Berikut adalah contoh dari seorang wanita yang sedang meminta dukungan bagi "jalan sehat" untuk pengumpulan dana bagi riset kanker payudara.

"Singkatnya, tuan-tuan dan nyonya-nyonya, angka statistik yang telah saya kemukakan kepada Anda membuktikan bahwa banyaknya wanita yang telah didiagnosis menderita kanker payudara semakin bertambah setiap tahunnya. Banyak yang telah dipelajari untuk mengurangi rasa sakit dan penderitaan mereka, namun masih banyak yang harus kita pelajari. Riset kita sedang mengalami terobosan-terobosan berarti, namun masih banyak yang harus kita lakukan. Bantuan Anda dengan mengikuti Jalan Sehat minggu depan akan membantu menambah dana yang dibutuhakn bagi upaya penting ini."

Kita lihat apa yang dilakukannya? Kita bisa melihatnya dan merasakannya tanpa mendengar sisa pembicaraannya. Ia telah merangkum dalam beberapa kalimat, dalam sekian puluh kata, praktis semua poin yang telah ia sampaikan dalam keseluruhan pembicaraannya. Tidakkah kita merasa bahwa sebuah rangkuman seperti itu membantu?

Menutup dengan Pujian yang Tulus


"Para anggota kelompok ini mewakili para pemimpin kebudayaan kota ini. Kerja keras Anda telah memungkinkan kami membawakan produksi opera tingkat tinggi ke Wichita. Kesetiaan Anda kepada kesenian telah menuntun kepada dikembangkannya sebuah bengkel opera di universitas dan kursus-kursus perkenalan dalam musik klasik di sistem sekolah. Kami, dewan opera, bangga akan Anda. Kami mengucapkan terima kasih kepada Anda, Wichita mengucapkan terimakasih kepada Anda dan para pecinta musik dari segala penjuru menghargai dedikasi Anda."

Dengan perkataan tersebut, Burton Pell, presiden Opera Guild di Wichita, Kansas, menjadikan para pendengarnya senang, gembira, optimis. Demikianlah cara mengagumkan untuk mengakhiri, namun agar efektif, hal itu harus tulus. Bukan sanjungan menjijikkan. Bukan dilebih-lebihkan. Penutupan seperti itu, kalau tidak kedengaran benar, akan kedengaran semu, sangat semu. Dan seperti sebuah uang logam palsu, orang tidak akan mau menerimanya.

Menggunakan Klimaks


Klimaks, cara mengakhiri yang populer, sering sulit dikelola dan bukan penutup bagi semua pembicara dan juga bukan bagi semua topik. Akan tetapi, ketika dilakukan dengan baik, klimaks itu sangat baik. Klimaks itu bergerak naik menuju puncak, semakin kuat kalimat demi kalimat. Lincoln menggunakan klimaks dalam menyiapkan catatan-catatannya untuk ceramah tentang Air Terjun Niagara. Perhatikan bagaimana masing-masing pembandingan itu lebih kuat daripada yang sebelumnya, bagaimana ia mendapatkan efek kumulatif dengan cara membandingkan zamannya dengan Columbus, Kristus, Musa, Adam, dan sebagainya.

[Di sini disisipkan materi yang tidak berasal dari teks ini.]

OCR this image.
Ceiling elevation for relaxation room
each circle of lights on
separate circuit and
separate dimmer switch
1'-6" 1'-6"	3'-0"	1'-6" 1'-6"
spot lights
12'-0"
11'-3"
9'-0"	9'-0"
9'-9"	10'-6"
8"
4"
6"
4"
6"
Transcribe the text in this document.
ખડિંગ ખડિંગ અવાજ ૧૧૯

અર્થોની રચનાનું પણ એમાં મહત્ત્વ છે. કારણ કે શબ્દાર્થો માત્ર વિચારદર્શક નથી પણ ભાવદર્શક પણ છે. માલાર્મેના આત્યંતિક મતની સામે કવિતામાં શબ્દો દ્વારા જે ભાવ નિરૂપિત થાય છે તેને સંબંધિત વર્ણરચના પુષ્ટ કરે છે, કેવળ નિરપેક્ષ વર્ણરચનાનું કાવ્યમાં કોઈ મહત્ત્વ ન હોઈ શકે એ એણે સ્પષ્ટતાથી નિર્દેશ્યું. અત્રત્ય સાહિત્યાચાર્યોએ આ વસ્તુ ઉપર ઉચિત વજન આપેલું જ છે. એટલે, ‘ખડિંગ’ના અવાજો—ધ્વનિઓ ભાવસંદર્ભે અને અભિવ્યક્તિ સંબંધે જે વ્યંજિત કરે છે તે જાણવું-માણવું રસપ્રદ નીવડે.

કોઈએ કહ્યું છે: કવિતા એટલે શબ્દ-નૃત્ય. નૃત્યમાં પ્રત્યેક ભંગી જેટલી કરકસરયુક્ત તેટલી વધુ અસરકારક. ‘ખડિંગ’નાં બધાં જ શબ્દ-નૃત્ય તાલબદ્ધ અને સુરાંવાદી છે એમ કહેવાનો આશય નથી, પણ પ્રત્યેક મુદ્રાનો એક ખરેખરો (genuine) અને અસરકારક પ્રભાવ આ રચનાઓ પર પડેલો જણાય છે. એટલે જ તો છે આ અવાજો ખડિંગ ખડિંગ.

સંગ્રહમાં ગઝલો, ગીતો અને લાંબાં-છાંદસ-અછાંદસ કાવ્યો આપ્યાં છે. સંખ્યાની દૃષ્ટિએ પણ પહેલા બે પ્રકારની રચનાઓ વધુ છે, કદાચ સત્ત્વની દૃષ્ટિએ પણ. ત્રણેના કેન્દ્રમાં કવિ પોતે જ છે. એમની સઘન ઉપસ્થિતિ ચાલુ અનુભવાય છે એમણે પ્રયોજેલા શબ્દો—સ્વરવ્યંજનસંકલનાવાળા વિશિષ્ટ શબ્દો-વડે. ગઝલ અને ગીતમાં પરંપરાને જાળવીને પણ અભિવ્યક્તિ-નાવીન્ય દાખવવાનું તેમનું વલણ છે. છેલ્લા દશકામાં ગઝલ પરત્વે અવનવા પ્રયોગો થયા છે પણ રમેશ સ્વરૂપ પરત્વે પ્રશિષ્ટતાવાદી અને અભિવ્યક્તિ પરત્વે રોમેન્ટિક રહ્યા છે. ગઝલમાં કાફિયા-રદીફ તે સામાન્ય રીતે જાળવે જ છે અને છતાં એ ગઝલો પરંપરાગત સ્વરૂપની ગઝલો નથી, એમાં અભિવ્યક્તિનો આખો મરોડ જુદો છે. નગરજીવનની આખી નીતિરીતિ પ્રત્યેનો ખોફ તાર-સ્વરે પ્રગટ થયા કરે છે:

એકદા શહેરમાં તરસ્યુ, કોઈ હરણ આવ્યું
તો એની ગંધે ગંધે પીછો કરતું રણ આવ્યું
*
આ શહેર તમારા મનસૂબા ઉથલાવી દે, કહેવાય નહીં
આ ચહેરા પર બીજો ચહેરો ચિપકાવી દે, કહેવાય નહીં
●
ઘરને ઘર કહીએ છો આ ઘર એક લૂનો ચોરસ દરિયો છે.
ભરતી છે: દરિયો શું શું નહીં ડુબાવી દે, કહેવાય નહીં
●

"Ia mengingatkan masa silam yang tidak terhingga. Ketika Columbus pertama kalinya mencari benua ini, ketika Kristus menderita di kayu salib, ketika Musa memimpin Israel menyeberangi Laut Merah, bahkan ketika Adam pertama kalinya datang dari tangan Pembuatnya; waktu itu, seperti sekarang, Niagara sudah bergemuruh di sini. Mata spesies raksasa-raksasa yang sudah punah, yang tulang-belulangnya mengisi gundukan-gundukan di Amerika telah melihat Niagara, seperti mata kita sekarang. Sezaman dengan ras manusia pertama, dan lebih tua daripada manusia pertama, Niagara sekarang ini sama kuat dan sama segarnya seperti sepuluh ribu tahun yang lalu. Mamot dan Mastodon, yang sudah demikian lama mati sehingga hanya pecahan-pecahan dari tulang-belulang mereka yang sangat besar itu saja yang memberikan kesaksian bahwa mereka pernah hidup, telah melihat Niagara, selam kurun waktu yang demikian panjang, Niagara tidak pernah diam sejenakpun, tidak pernah mengering, tidak pernah membeku, tidak pernah tidur, tidak pernah istirahat."

Berbicaralah yang Singkat


Buru, cari, bereksperimenlah hingga Anda mendapatkan bagian akhir yang baik dan pembukaan yang baik. Lalu dekatkanlah keduanya. Para pembicara yang tidak memotong pembicaraannya agar cocok dengan suasana yang berlaku dari zaman yang tergesa-gesa, yang serba cepat ini, tidak akan disambut dan terkadang secara positif tidak disukai.

Tidak kurang dari Saulus dari Tarsus sendiri berdosa dalam hal ini. Ia berkhotbah hingga seseorang di antara pendengarnya, seorang pemuda bernama Eutikhus, tertidur dan jatuh dari sebuah jendela hingga lehernya patah. Bahkan, ketika itu pun ia belum tentu telah berhenti berbicara.

Horace Lorimer, editor Saturday Evening Post, selalu menghentikan serangkaian artikel dalam Post ketika popularitasnya sedang tinggi-tingginya, dan para pembaca menginginkan lebih. Lalu mengapa dihentikan justru ketika popularitasnya sedang tinggi-tingginya? "Sebab titik jenuh tercapai segera setelah puncak popularitas tersebut," demikian Horace Lorimer mengatakan. Hikmat yang sama akan berlaku, dan seharusnya diterapkan, dalam berbicara. Berhentilah sementara pendengar masih ingin mendengar Anda berbicara.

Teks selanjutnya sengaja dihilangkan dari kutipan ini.